La señorita Kebler se sonrojó, tartamudeó unas palabras y calló. Su señora comentó agriamente:

—Y mientras la señora Kebler se inclinaba sobre el cochecito de un niño que nada tenía que ver con ella, aquel atrevido pícaro cortó la correa de Nanki Poo y se lo llevó.

La señorita Kebler murmuró, llorosa:

—Todo ocurrió en un segundo. Miré a mi alrededor y no vi a Nanki... tan sólo tenía en mi mano la correa cortada. ¿Tal vez le gustaría verla, señor Poirot?

—De ninguna manera —se apresuró a contestar el detective, pues no quería hacer colección de correas cortadas—, parece que poco después recibió usted una carta.

La historia era exactamente la misma. La carta y las amenazas de violencia respecto a las orejas y el rabo de Nanki Poo. Sólo dos cosas eran diferentes: la suma de dinero solicitada, que ascendía a trescientas libras, y la dirección a que debía remitirse. Esta vez era el comandante Blackleigh, en el Harrington Hotel, 76, Clonnel Garden, Kensington.

La señora Samuelson prosiguió:

—Cuando me devolvieron sano y salvo a Nanki Poo, fui yo misma a esa dirección. Después de todo, se trataba de trescientas libras.

—Naturalmente.

—La primera cosa que vi fue el sobre en que había enviado el dinero, metido en una especie de casillero que había en el vestíbulo. Mientras esperaba a que acudiera la propietaria me guardé el sobre en el bolsillo. Pero por desgracia...

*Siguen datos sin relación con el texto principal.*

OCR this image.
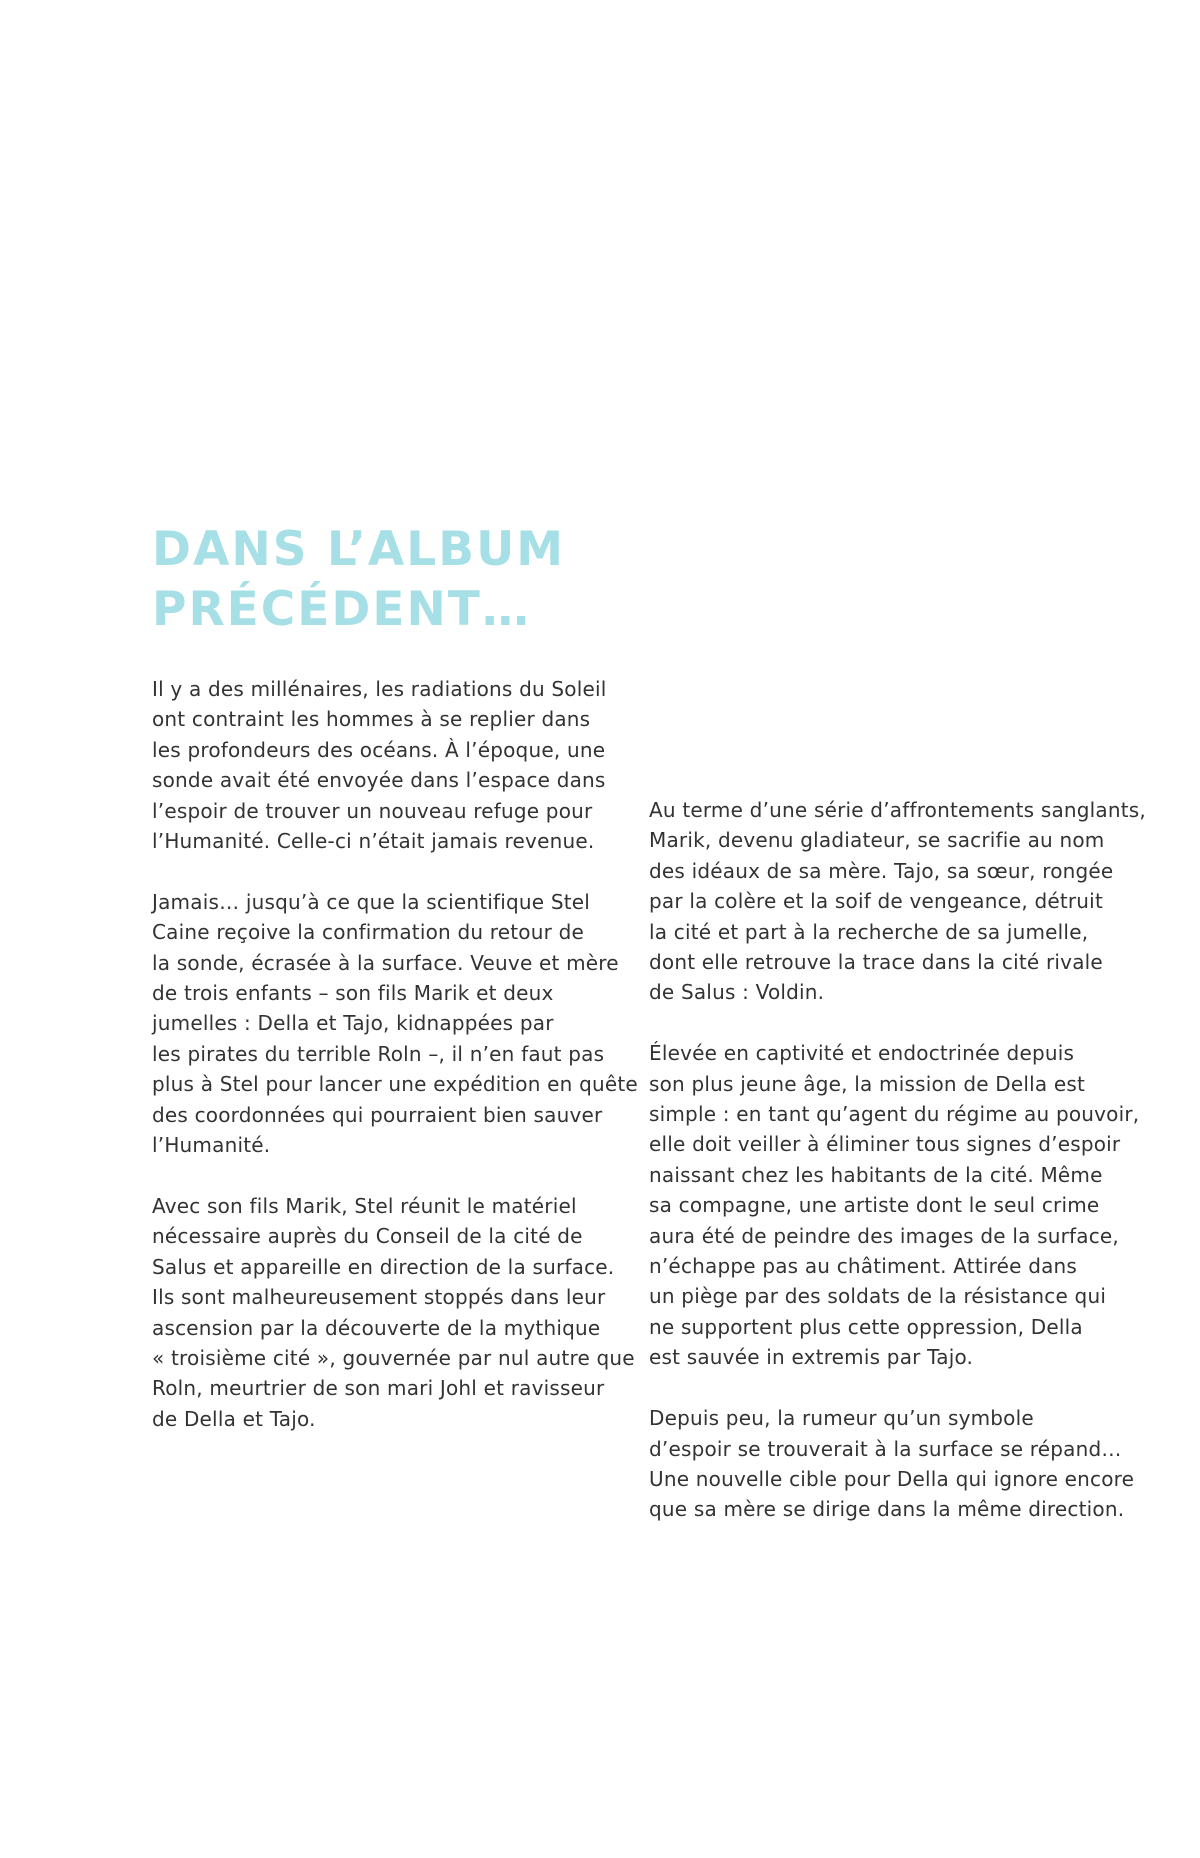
DANS L’ALBUM
PRÉCÉDENT…

Il y a des millénaires, les radiations du Soleil
ont contraint les hommes à se replier dans
les profondeurs des océans. À l’époque, une
sonde avait été envoyée dans l’espace dans
l’espoir de trouver un nouveau refuge pour
l’Humanité. Celle-ci n’était jamais revenue.

Jamais… jusqu’à ce que la scientifique Stel
Caine reçoive la confirmation du retour de
la sonde, écrasée à la surface. Veuve et mère
de trois enfants – son fils Marik et deux
jumelles : Della et Tajo, kidnappées par
les pirates du terrible Roln –, il n’en faut pas
plus à Stel pour lancer une expédition en quête
des coordonnées qui pourraient bien sauver
l’Humanité.

Avec son fils Marik, Stel réunit le matériel
nécessaire auprès du Conseil de la cité de
Salus et appareille en direction de la surface.
Ils sont malheureusement stoppés dans leur
ascension par la découverte de la mythique
« troisième cité », gouvernée par nul autre que
Roln, meurtrier de son mari Johl et ravisseur
de Della et Tajo.

Au terme d’une série d’affrontements sanglants,
Marik, devenu gladiateur, se sacrifie au nom
des idéaux de sa mère. Tajo, sa sœur, rongée
par la colère et la soif de vengeance, détruit
la cité et part à la recherche de sa jumelle,
dont elle retrouve la trace dans la cité rivale
de Salus : Voldin.

Élevée en captivité et endoctrinée depuis
son plus jeune âge, la mission de Della est
simple : en tant qu’agent du régime au pouvoir,
elle doit veiller à éliminer tous signes d’espoir
naissant chez les habitants de la cité. Même
sa compagne, une artiste dont le seul crime
aura été de peindre des images de la surface,
n’échappe pas au châtiment. Attirée dans
un piège par des soldats de la résistance qui
ne supportent plus cette oppression, Della
est sauvée in extremis par Tajo.

Depuis peu, la rumeur qu’un symbole
d’espoir se trouverait à la surface se répand…
Une nouvelle cible pour Della qui ignore encore
que sa mère se dirige dans la même direction.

—Por desgracia —terminó Poirot—, cuando lo abrió vio que sólo contenía unos recortes de papel.

—¿Cómo lo sabe? —La señora Samuelson se volvió espantada hacia él.

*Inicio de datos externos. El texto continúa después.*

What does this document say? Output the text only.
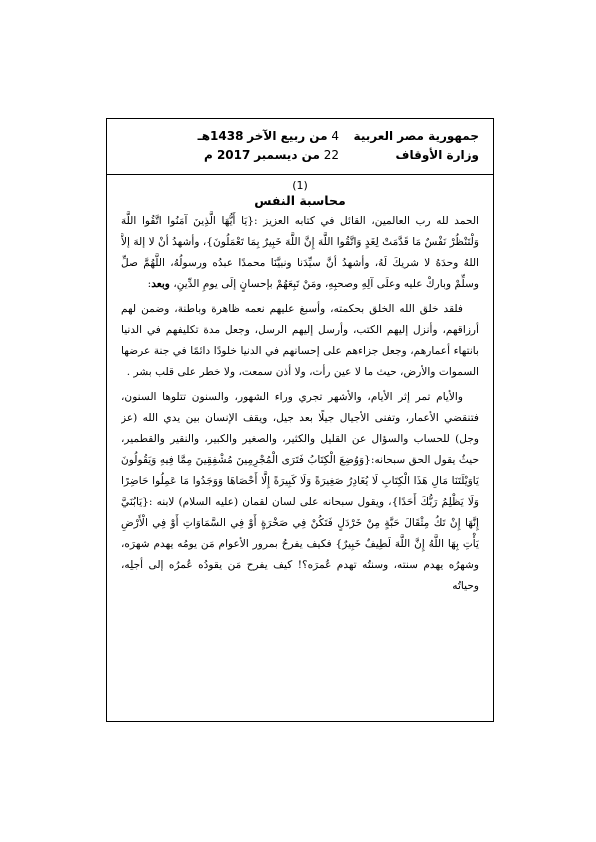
جمهورية مصر العربية
وزارة الأوقاف
4 من ربيع الآخر 1438هـ
22 من ديسمبر 2017 م
(1)
محاسبة النفس

الحمد لله رب العالمين، القائل في كتابه العزيز :{يَا أَيُّهَا الَّذِينَ آمَنُوا اتَّقُوا اللَّهَ وَلْتَنْظُرْ نَفْسٌ مَا قَدَّمَتْ لِغَدٍ وَاتَّقُوا اللَّهَ إِنَّ اللَّهَ خَبِيرٌ بِمَا تَعْمَلُونَ}، وأشهدُ أنْ لا إلهَ إلاَّ اللهُ وحدَهُ لا شريكَ لَهُ، وأشهدُ أنَّ سيِّدَنا ونبيَّنَا محمدًا عبدُه ورسولُهُ، اللَّهُمَّ صلِّ وسلِّمْ وباركْ عليه وعلَى آلِهِ وصحبِهِ، ومَنْ تَبِعَهُمْ بإحسانٍ إلَى يومِ الدِّينِ، وبعد:

فلقد خلق الله الخلق بحكمته، وأسبغ عليهم نعمه ظاهرة وباطنة، وضمن لهم أرزاقهم، وأنزل إليهم الكتب، وأرسل إليهم الرسل، وجعل مدة تكليفهم في الدنيا بانتهاء أعمارهم، وجعل جزاءهم على إحسانهم في الدنيا خلودًا دائمًا في جنة عرضها السموات والأرض، حيث ما لا عين رأت، ولا أذن سمعت، ولا خطر على قلب بشر .

والأيام تمر إثر الأيام، والأشهر تجري وراء الشهور، والسنون تتلوها السنون، فتنقضي الأعمار، وتفنى الأجيال جيلًا بعد جيل، ويقف الإنسان بين يدي الله (عز وجل) للحساب والسؤال عن القليل والكثير، والصغير والكبير، والنقير والقطمير، حيثُ يقول الحق سبحانه:{وَوُضِعَ الْكِتَابُ فَتَرَى الْمُجْرِمِينَ مُشْفِقِينَ مِمَّا فِيهِ وَيَقُولُونَ يَاوَيْلَتَنَا مَالِ هَذَا الْكِتَابِ لَا يُغَادِرُ صَغِيرَةً وَلَا كَبِيرَةً إِلَّا أَحْصَاهَا وَوَجَدُوا مَا عَمِلُوا حَاضِرًا وَلَا يَظْلِمُ رَبُّكَ أَحَدًا}، ويقول سبحانه على لسان لقمان (عليه السلام) لابنه :{يَابُنَيَّ إِنَّهَا إِنْ تَكُ مِثْقَالَ حَبَّةٍ مِنْ خَرْدَلٍ فَتَكُنْ فِي صَخْرَةٍ أَوْ فِي السَّمَاوَاتِ أَوْ فِي الْأَرْضِ يَأْتِ بِهَا اللَّهُ إِنَّ اللَّهَ لَطِيفٌ خَبِيرٌ} فكيف يفرحُ بمرور الأعوام مَن يومُه يهدم شهرَه، وشهرُه يهدم سنته، وسنتُه تهدم عُمرَه؟! كيف يفرح مَن يقودُه عُمرُه إلى أجلِه، وحياتُه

Poirot se encogió de hombros.

—Como es natural, chére madame, el ladrón se cuidó de recoger el dinero antes de devolver el perro. Reemplazó los billetes por trozos de papel y repuso el sobre en el casillero para que no advirtieran su falta.

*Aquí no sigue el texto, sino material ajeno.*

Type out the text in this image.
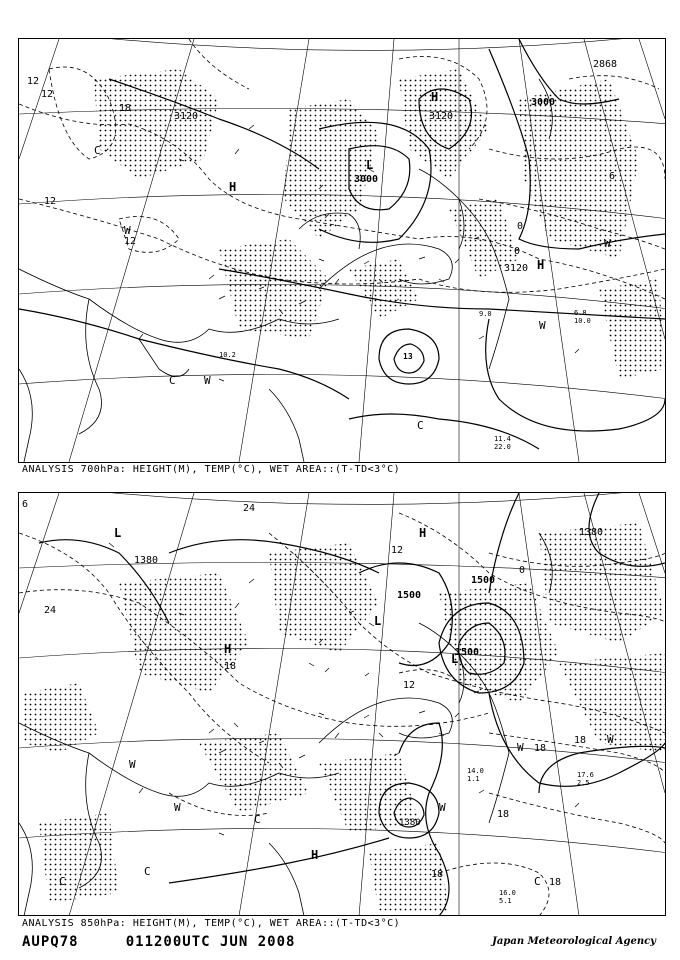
12
12
18
3120
12
12
H
3120
L
3000
3000
2868
6
0
0
3120
H
H
W
W
W
C
C	W
C
13
11.4
22.0
9.0
10.0
6.8
10.2
ANALYSIS 700hPa: HEIGHT(M), TEMP(°C), WET AREA::(T-TD<3°C)
6
L
1380
24
24
18
12
12
0
1500
1500
1500
1380
1380
L
L
H
H
H
W
W	W
W
W
C
C
C
C
18
18
18
18
18
14.0
1.1	17.6
2.5
16.0
5.1
ANALYSIS 850hPa: HEIGHT(M), TEMP(°C), WET AREA::(T-TD<3°C)
AUPQ78     011200UTC JUN 2008	Japan Meteorological Agency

—Allí no se había hospedado nunca nadie que se llamara comandante Blackleigh.

El detective sonrió.

—Desde luego, mi marido se incomodó muchísimo al saberlo. A decir verdad, estaba fuera de sí... completamente fuera de sí.

—¿No se puso usted... ejem... completamente de acuerdo con él, antes de mandar el dinero?

—Claro que no —contestó con decisión la señora Samuelson.

Poirot la miró con expresión inquisitiva y ella explicó:

—No me atreví. Los hombres son muy especiales cuando se trata de dinero. Jacob hubiera insistido en acudir a la policía y yo no podía arriesgarme a ello. Tal vez le hubiera ocurrido algo a mi pequeñito Nanki Poo. Como es lógico, cuando todo hubo pasado tuve que decírselo a mi marido, porque debía explicar las causas de que hubiera puesto en descubierto mi cuenta corriente.

—Eso es..., eso es... —comentó Poirot.

—Nunca lo vi tan furioso. Los hombres —dijo la señora Samuelson, mientras se ajustaba un elegante brazalete de diamantes y daba vuelta a las sortijas que llevaba en los dedos— no piensan en otra cosa más que en el dinero.